If I remember right, the Klingon Bird of Prey in The Search for Spock was the first time we saw a starship land. Did we ever see a landing of any kind of full size ship back on the original series? The way I understand the intentions of Star Trek is that capital ships aren't too big to land, but rather aren't designed with that in mind.
Outside of the Klingon Bird of Prey, have we seen starship landings before Voyager? Alien ships count, crash landings don't. That said, the crash of the Ent-D saucer is breath taking and still holds up for me in 2020.
I'm pretty sure the Defiant-class was designed with landing in mind. I mean, it's smaller than Voyager and kinda flat, so why not?

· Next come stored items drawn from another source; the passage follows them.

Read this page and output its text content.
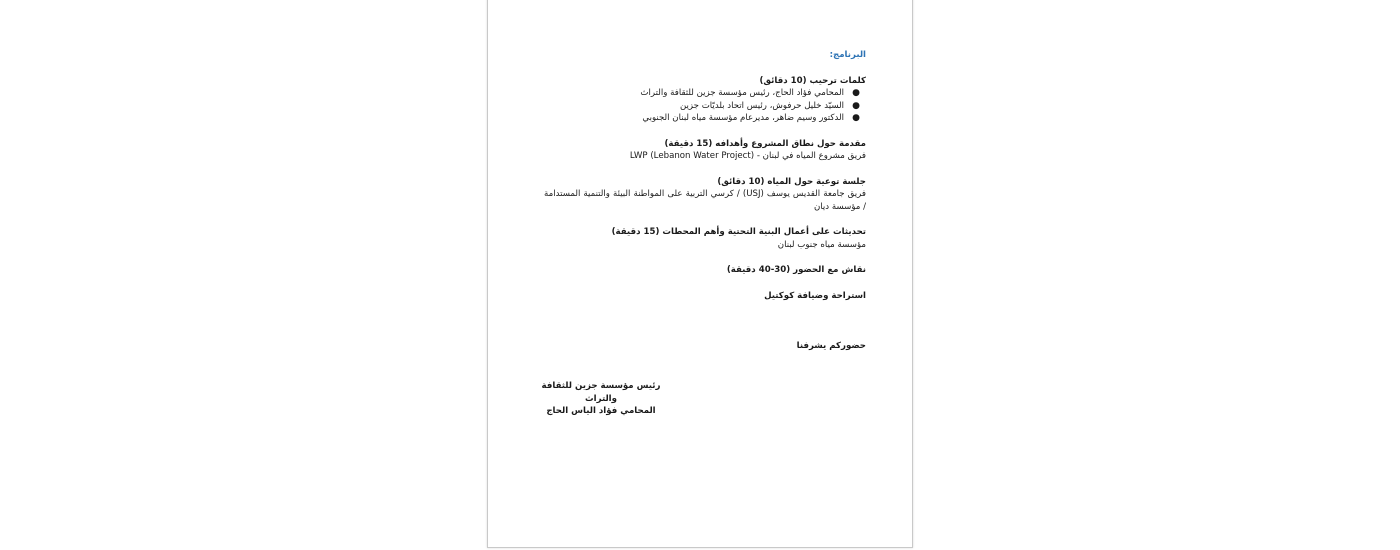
البرنامج:

كلمات ترحيب (10 دقائق)

●
المحامي فؤاد الحاج، رئيس مؤسسة جزين للثقافة والتراث
●
السيّد خليل حرفوش، رئيس اتحاد بلديّات جزين
●
الدكتور وسيم ضاهر، مديرعام مؤسسة مياه لبنان الجنوبي

مقدمة حول نطاق المشروع وأهدافه (15 دقيقة)

فريق مشروع المياه في لبنان - LWP (Lebanon Water Project)

جلسة توعية حول المياه (10 دقائق)

فريق جامعة القديس يوسف (USJ) / كرسي التربية على المواطنة البيئة والتنمية المستدامة / مؤسسة ديان

تحديثات على أعمال البنية التحتية وأهم المحطات (15 دقيقة)

مؤسسة مياه جنوب لبنان

نقاش مع الحضور (30-40 دقيقة)

استراحة وضيافة كوكتيل

حضوركم يشرفنا

رئيس مؤسسة جزين للثقافة والتراث
المحامي فؤاد الياس الحاج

I think the Equinox and Prometheus were capable of landings.
What other ships were designed to land by the production team, or at least look like they could land?

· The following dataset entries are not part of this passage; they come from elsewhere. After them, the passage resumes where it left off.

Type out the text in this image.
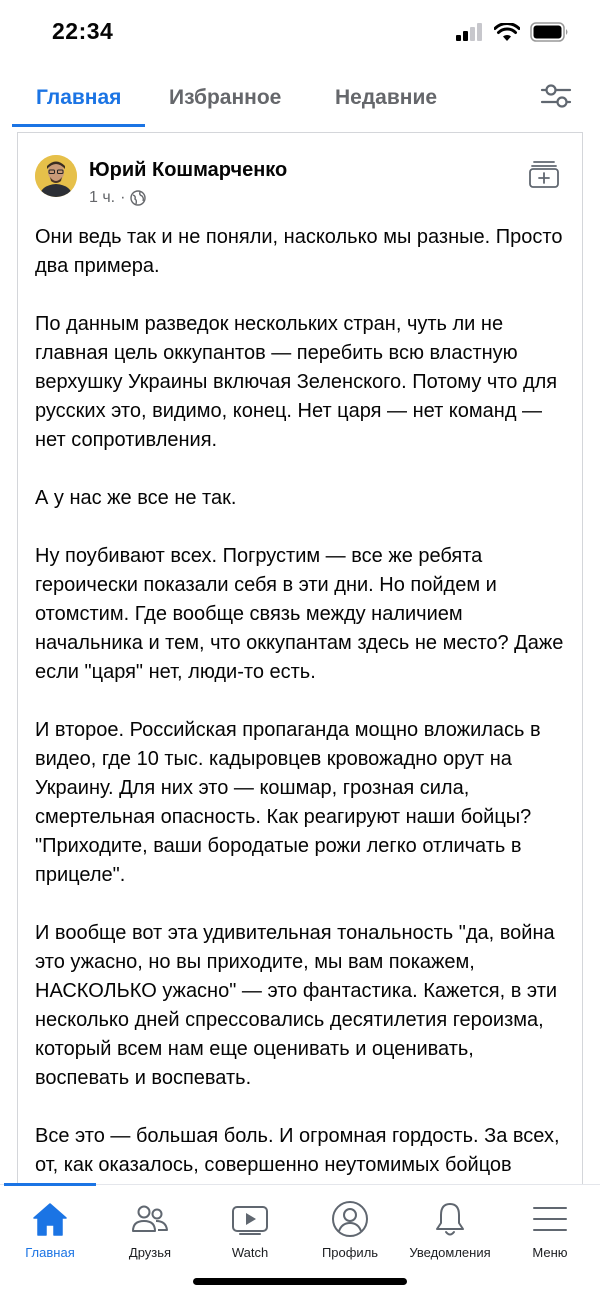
22:34
Главная Избранное	Недавние
Юрий Кошмарченко
1 ч. ·

Они ведь так и не поняли, насколько мы разные. Просто два примера.

По данным разведок нескольких стран, чуть ли не главная цель оккупантов — перебить всю властную верхушку Украины включая Зеленского. Потому что для русских это, видимо, конец. Нет царя — нет команд — нет сопротивления.

А у нас же все не так.

Ну поубивают всех. Погрустим — все же ребята героически показали себя в эти дни. Но пойдем и отомстим. Где вообще связь между наличием начальника и тем, что оккупантам здесь не место? Даже если "царя" нет, люди-то есть.

И второе. Российская пропаганда мощно вложилась в видео, где 10 тыс. кадыровцев кровожадно орут на Украину. Для них это — кошмар, грозная сила, смертельная опасность. Как реагируют наши бойцы? "Приходите, ваши бородатые рожи легко отличать в прицеле".

И вообще вот эта удивительная тональность "да, война это ужасно, но вы приходите, мы вам покажем, НАСКОЛЬКО ужасно" — это фантастика. Кажется, в эти несколько дней спрессовались десятилетия героизма, который всем нам еще оценивать и оценивать, воспевать и воспевать.

Все это — большая боль. И огромная гордость. За всех, от, как оказалось, совершенно неутомимых бойцов

Главная	Друзья	Watch	Профиль	Уведомления	Меню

I wish we saw more of this in Star Trek. Not on the regular, but more often than what we've seen so far.
Why not? Because the Defiant is small, cramped, and adding landing gear and supporting anti-grav systems is a waste of space and energy.
The Defiant is not a transport, cargo ship, assault ship, evacuation ship, explorer, liner, or any thing else that needs to land or requires the expense to land. It is tough enough to survive a emergency landing, sure. It may even be designed so the pilot can do a semi-soft landing, it won't be graceful but it should land in a controlled fashion via RCS, impulse, timing, and the mark 1 eyeball. Whether or not it can take off again is another matter, but one of again probable brute force, as the hull itself is basically the landing gear in that case.
But the Defiant is a dedicated anti-borg ship killer. The Borg ships are in space, not on the ground (for the most part). The Defiant should not waste valuable space and energy on such a system.
Overall I loathed the whole idea, from the Intrepid to the Defiant to the Connie or NX or whatever. A Space/Starship should be solely interplanetary, interstellar. It can lithobreak without killing everyone on board or exploding, sure, but that's a bonus from the tough construction of the future; it shouldn't be a dedicated system. If you
have to land, sure, the saucer section can get you down there, but it probably won't be coming back up under its own power.
But the main job is to scoot from orbit to orbit, or star to star, it shouldn't have to deal with anything more than the uppermost layers of an atmosphere, and again it's brute-forcing it via the massive energy available to it than gracefully flying...or as seen in the movie, even
swimming.
That's what the shuttles are for- to transport personnel and materiel from ship to surface or vice versa; and that's the front that should be expanded on; we should see a lot more shuttlecraft and runabout size class for that heavy duty, especially in earlier works.
ENT did a sort of disservice by shoving in the damn transporter 100 years before Kirk and McCoy, it should had been all shuttles, and a rather big assortment of big, beefy shuttles at that. Smaller XV-30s and the like than the oddly small miracle craft that clamped awkwardly to the ship.
Voy landing always got an eyeroll from me. Take those legs out and put more space for dilithium crystals or replicator feedstock.